Interesting facts about the Bashkirs

The Bashkirs first used the runic Turkic script, then Arabic. In the 1920s, an alphabet based on the Latin alphabet was developed, and in the 1940s, the Bashkirs switched to the Cyrillic alphabet. But, unlike Russian, it has 9 additional letters to display specific sounds.

Bashkortostan is the only place in Russia where beekeeping has been preserved, that is, a form of beekeeping with collecting honey from wild bees from tree hollows.

The favorite dish of the Bashkirs is beshbarmak (a meat and dough dish), and their favorite drink is koumiss.

In Bashkiria, a handshake with two hands is customary - it symbolizes special respect. In relation to old people, such a greeting is obligatory.

The Bashkirs put the interests of the community above personal ones.
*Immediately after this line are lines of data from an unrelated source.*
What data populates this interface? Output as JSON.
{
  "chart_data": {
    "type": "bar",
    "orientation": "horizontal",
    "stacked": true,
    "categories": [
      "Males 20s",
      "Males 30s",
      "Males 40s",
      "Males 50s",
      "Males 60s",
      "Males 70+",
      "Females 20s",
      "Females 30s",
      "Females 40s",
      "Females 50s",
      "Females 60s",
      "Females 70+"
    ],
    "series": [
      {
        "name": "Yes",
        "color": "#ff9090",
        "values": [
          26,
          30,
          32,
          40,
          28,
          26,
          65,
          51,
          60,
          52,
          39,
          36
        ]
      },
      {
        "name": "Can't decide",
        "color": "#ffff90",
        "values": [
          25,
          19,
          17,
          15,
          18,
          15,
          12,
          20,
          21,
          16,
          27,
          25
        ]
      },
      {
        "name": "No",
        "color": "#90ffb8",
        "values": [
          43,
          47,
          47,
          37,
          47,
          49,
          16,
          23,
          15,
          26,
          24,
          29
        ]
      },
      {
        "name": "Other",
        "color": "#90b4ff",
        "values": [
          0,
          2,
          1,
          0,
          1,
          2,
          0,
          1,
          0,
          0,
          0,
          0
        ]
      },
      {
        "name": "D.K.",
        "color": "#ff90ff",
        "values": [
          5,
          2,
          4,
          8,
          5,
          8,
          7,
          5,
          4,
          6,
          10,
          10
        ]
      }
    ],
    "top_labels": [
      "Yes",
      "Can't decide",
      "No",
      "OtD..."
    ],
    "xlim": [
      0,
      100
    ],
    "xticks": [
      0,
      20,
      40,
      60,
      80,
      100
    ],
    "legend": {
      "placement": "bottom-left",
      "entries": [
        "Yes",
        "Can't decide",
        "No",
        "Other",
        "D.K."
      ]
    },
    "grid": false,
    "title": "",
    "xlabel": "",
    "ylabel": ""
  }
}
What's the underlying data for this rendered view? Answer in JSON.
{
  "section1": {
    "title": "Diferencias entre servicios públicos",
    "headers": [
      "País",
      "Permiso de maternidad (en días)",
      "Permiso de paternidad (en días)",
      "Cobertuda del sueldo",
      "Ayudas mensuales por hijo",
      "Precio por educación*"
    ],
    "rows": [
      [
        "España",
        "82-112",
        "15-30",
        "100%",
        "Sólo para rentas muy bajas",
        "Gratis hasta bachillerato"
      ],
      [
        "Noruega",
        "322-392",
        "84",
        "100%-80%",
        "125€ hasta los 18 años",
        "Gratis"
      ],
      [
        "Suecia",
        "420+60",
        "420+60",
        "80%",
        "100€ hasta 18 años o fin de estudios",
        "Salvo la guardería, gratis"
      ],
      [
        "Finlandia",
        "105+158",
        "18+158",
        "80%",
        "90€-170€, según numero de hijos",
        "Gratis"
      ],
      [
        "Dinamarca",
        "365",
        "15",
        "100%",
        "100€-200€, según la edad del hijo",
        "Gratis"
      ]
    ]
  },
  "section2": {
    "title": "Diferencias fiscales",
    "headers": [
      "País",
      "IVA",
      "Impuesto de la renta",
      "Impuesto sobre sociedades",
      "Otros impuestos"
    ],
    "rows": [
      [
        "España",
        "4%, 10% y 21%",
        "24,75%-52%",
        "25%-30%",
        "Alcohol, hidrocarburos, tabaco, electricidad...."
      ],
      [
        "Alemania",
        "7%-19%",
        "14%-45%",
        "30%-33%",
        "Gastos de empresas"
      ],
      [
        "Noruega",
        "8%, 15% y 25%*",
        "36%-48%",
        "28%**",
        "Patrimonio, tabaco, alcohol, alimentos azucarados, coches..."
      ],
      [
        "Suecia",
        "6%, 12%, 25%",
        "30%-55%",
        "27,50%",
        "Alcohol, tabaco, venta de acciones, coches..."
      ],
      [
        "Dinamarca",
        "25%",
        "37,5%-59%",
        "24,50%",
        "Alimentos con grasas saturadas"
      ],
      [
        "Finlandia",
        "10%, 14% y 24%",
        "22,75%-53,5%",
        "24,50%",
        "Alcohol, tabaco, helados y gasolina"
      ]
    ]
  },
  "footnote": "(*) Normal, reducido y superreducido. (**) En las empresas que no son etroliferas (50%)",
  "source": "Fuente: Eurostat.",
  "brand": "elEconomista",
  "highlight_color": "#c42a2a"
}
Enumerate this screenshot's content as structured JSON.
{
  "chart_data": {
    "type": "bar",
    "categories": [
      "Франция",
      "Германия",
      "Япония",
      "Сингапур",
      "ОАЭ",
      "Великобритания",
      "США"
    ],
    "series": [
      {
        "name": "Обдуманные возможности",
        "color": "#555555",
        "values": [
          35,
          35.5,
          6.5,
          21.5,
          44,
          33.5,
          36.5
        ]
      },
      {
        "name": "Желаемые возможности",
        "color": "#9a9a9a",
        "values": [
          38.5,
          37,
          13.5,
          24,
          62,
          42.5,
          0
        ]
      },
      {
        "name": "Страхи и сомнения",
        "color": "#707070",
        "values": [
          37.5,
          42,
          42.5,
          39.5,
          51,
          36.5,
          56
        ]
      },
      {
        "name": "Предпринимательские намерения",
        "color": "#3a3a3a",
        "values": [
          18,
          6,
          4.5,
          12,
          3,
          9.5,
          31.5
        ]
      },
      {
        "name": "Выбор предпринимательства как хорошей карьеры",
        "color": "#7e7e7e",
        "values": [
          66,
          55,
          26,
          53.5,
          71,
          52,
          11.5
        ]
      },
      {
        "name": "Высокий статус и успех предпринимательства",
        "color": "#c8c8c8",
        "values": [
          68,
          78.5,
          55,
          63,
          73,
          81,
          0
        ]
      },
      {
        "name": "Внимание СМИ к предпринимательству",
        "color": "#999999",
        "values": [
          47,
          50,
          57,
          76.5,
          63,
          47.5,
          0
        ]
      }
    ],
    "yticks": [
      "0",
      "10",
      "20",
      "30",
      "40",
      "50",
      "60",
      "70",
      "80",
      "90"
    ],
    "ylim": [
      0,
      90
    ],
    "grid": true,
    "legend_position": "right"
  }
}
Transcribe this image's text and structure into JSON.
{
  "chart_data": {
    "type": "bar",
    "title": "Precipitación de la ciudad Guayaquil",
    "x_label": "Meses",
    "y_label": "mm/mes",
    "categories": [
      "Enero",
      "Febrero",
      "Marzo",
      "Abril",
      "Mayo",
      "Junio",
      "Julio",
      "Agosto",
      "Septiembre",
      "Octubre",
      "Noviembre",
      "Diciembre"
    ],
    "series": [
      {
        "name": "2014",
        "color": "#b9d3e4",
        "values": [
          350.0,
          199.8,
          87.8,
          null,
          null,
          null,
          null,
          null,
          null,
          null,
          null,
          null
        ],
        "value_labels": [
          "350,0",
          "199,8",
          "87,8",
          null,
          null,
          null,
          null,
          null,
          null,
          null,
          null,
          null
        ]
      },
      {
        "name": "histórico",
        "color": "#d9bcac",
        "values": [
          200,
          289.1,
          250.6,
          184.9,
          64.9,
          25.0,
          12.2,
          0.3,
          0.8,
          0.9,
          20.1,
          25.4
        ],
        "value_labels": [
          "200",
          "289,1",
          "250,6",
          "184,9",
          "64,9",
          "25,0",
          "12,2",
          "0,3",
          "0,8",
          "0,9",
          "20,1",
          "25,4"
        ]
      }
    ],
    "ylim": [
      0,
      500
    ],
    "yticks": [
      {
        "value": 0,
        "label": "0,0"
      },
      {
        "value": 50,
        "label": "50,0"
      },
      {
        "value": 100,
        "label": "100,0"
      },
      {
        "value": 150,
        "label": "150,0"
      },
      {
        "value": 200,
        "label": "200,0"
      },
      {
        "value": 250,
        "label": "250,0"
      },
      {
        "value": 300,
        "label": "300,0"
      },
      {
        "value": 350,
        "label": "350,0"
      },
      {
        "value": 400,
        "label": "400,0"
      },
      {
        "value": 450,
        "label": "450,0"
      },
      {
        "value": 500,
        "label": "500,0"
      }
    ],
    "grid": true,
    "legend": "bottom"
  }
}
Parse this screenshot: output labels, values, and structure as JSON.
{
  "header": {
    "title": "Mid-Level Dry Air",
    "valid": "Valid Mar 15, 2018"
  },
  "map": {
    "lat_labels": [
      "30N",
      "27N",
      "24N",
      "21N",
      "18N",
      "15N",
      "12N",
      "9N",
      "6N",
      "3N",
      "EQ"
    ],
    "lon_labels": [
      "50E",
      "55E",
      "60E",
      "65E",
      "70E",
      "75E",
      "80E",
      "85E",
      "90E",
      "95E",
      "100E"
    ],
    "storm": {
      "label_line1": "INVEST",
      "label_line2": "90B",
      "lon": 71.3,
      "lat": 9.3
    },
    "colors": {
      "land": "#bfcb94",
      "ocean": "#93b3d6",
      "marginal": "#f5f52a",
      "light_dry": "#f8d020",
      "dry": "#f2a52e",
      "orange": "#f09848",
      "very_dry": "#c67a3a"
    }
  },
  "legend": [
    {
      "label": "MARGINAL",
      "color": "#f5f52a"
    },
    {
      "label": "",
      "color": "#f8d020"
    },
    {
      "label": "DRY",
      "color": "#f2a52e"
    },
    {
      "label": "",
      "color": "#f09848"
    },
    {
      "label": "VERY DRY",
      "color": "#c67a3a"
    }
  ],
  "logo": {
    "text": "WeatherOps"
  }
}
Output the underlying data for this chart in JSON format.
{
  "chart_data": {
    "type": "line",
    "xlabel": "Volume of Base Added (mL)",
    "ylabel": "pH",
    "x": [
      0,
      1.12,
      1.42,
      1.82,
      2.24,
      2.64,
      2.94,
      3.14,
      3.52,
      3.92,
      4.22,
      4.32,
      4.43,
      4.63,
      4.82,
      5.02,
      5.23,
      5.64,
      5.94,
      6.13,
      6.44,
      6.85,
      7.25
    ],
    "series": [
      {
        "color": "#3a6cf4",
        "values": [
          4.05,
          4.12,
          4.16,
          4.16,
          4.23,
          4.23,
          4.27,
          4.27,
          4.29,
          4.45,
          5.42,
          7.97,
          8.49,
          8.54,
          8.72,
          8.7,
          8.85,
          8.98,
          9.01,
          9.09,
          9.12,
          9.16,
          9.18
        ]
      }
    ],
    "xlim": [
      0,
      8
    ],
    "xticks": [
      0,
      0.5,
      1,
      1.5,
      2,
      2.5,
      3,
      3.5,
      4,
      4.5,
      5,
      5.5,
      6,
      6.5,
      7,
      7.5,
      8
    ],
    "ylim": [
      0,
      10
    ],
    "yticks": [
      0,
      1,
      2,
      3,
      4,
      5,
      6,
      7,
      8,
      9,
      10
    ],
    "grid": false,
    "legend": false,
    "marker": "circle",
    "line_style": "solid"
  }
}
They adopted the "Bashkir brotherhood" - everyone's concern for the well-being of their kind.

A few decades ago, long before the official ban on swearing in public space, there was no profanity in the Bashkir language. Historians attribute this both to the norms that forbid swearing in the presence of women, children, and elders, and to the belief that swearing harms the speaker. Unfortunately, over time, under the influence of other cultures, this unique and laudable feature of the Bashkirs was lost.

If you write the name of Ufa in the Bashkir language, then it will look like ӨФӨ. People call it "three screws" or "three tablets". This stylized inscription can often be found on the streets of the city.

The Bashkirs participated in the defeat of the Napoleonic army during the War of 1812. They were armed only with bows and arrows. Despite the archaic weapons, the Bashkirs were considered dangerous opponents, and European soldiers nicknamed them Northern Cupids.

Female Bashkir names traditionally contain particles denoting celestial bodies: ai - moon, kon - sun and tan - dawn. Male names are usually associated with masculinity and resilience.

The Bashkirs had two names - one was given immediately after birth, at the time of wrapping the baby in the first swaddling clothes. That's what it was called - diaper. And the second baby received during the rite of naming from the mullah.